Literature is full of examples of why one needs to be careful what we wish for because we just might get it. V.E. Schwab’s heartbreaking and clever novel, The Invisible Life of Addie LaRue, is one of the best versions of this old story I’ve ever read. Not only does this book feature two monkey paws, it also plumbs the emotional depths of what happens when someone doesn’t think through all of the implications of their biggest wishes.
Adeline LaRue was not meant to live in her little village of Villon-Sur-Sarthe, especially in the early eighteenth century. Her greatest joy is travelling with her father to Le Mans because it gives her a glimpse at the wider world. But when she’s pushed into marriage with an older widower, Addie makes a desperate bargain with an old deity on the night before the wedding. The deal gives Addie immortality and endless youth…at the cost of never been remembered by anyone. Her parents and neighbors think she’s a stranger. The first person she rents a room from has Addie thrown out of the room in the morning because she thinks Addie snuck in. The first years are rough on Addie and every year, on their “anniversary,” the deity (called Luc for convenience) returns to ask Addie if she’s ready to give up her life and soul yet.

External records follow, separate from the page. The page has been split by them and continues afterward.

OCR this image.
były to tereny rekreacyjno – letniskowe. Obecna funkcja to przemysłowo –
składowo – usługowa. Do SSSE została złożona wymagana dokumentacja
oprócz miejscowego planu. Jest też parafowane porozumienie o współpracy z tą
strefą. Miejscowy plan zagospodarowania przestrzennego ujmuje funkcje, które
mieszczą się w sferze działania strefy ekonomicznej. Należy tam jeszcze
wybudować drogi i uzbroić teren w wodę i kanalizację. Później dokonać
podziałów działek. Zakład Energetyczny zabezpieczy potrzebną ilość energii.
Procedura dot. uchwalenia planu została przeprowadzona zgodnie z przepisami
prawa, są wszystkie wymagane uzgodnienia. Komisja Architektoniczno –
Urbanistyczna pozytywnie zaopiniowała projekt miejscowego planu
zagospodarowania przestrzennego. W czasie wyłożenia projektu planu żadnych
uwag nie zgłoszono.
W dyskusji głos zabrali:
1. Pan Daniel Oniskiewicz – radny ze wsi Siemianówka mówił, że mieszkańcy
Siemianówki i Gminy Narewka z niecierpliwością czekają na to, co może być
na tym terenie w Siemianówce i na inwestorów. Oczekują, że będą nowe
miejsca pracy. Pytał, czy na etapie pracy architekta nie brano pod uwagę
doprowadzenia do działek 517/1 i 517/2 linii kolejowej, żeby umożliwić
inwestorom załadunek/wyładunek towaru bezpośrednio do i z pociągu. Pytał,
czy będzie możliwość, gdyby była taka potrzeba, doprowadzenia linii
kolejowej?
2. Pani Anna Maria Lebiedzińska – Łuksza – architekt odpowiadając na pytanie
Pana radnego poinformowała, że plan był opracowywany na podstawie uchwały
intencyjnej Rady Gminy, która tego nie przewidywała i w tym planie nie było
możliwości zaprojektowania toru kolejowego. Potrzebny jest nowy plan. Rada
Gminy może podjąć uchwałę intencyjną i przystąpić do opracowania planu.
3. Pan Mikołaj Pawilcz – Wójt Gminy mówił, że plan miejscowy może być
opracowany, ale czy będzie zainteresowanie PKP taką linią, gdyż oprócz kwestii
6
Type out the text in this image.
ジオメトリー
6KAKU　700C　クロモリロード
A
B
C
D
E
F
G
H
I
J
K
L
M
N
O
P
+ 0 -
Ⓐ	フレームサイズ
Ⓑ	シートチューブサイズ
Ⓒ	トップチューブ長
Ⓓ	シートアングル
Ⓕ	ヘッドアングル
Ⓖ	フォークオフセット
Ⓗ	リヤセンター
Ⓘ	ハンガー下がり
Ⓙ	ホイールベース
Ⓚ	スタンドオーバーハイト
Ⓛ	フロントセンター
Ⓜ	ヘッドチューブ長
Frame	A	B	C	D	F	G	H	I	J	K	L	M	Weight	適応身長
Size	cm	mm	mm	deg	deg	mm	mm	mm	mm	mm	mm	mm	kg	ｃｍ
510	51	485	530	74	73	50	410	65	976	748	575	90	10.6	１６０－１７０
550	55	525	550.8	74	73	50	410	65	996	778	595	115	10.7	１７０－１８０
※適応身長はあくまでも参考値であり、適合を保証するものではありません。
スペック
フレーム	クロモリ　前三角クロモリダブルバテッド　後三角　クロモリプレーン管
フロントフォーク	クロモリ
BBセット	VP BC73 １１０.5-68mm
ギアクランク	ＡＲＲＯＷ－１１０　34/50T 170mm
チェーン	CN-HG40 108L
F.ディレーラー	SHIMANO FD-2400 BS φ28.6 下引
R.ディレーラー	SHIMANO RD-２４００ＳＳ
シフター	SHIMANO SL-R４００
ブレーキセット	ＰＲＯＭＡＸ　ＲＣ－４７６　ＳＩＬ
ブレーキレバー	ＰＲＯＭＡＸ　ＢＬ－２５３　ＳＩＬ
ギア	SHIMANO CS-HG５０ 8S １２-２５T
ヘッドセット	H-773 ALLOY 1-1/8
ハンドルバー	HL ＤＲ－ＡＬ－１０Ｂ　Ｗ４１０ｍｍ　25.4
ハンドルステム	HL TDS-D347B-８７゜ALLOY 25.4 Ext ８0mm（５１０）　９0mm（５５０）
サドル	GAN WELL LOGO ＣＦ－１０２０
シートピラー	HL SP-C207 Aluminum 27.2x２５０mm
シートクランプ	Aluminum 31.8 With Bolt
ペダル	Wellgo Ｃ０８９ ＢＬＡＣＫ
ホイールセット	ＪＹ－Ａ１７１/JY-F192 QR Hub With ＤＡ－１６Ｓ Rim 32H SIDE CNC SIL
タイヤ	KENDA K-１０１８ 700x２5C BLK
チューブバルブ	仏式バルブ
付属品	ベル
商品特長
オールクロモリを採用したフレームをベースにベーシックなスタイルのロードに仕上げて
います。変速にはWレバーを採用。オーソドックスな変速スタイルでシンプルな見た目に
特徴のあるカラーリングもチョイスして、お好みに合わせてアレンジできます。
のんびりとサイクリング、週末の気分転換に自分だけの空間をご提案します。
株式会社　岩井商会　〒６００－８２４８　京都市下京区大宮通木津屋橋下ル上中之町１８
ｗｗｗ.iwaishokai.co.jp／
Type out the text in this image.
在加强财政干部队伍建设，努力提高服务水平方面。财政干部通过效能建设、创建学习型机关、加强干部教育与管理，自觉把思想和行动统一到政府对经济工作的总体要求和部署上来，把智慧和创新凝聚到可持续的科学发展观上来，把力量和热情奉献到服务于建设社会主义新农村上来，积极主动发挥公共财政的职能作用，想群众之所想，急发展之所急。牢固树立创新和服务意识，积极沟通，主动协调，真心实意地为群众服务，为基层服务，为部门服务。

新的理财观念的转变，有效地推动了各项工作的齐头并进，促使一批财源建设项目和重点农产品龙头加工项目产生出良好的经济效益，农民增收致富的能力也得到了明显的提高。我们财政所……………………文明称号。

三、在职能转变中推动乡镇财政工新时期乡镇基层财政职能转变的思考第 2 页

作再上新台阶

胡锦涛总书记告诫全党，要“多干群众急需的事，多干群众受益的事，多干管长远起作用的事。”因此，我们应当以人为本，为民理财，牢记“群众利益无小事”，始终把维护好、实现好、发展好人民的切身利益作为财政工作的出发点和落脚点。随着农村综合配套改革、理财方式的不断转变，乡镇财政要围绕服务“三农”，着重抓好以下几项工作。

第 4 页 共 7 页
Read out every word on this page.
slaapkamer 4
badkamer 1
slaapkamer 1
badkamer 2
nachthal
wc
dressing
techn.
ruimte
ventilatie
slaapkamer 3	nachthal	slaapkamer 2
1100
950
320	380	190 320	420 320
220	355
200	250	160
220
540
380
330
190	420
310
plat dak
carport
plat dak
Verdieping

But we know from the chapters set in 2014 that Addie has learned to cope with her curse. She steals what she needs and has learned to sneak out in the morning before her lovers wake up with no memory of her. It’s a lonely existence, but Addie has learned to deal with it over 300 years. I loved how stubborn Addie was. Sure, she suffers and despairs, but Luc’s constant games make Addie more angry than in the mood to give up.
One day in 2014, Addie lifts a book from The Last Word. As she walks out the door, the bookseller rushes out to catch the thief. Addie is stunned because he’s the only person other than Luc who can remember Addie once she passes out of their sight. Addie’s burgeoning relationship with Henry the bookseller raises the stakes even higher in her fight with Luc. For the first time in a long time, Addie has something to lose other than herself.
It took me some time to settle into The Invisible Life of Addie LaRue. I’ve learned that Schwab’s characters are always complex; no one is completely good or bad. Luc is chaos but occasionally capable of showing kindness. Henry is a thoughtful boyfriend but scarred by having his love unreciprocated in the past. He can be needy, while his own deal makes him pathologically impatient. And then, there’s Addie. Three hundred years of living without human connection that lasts longer than a few hours have made her callous about some things and very casual about the eighth commandment. These nuances are part of what make Schwab’s novels such a pleasure to read. I always know that I will get a highly original spin on tropes of good and evil and highly developed characters.
I received a free copy of this book from the publisher via NetGalley, for review consideration.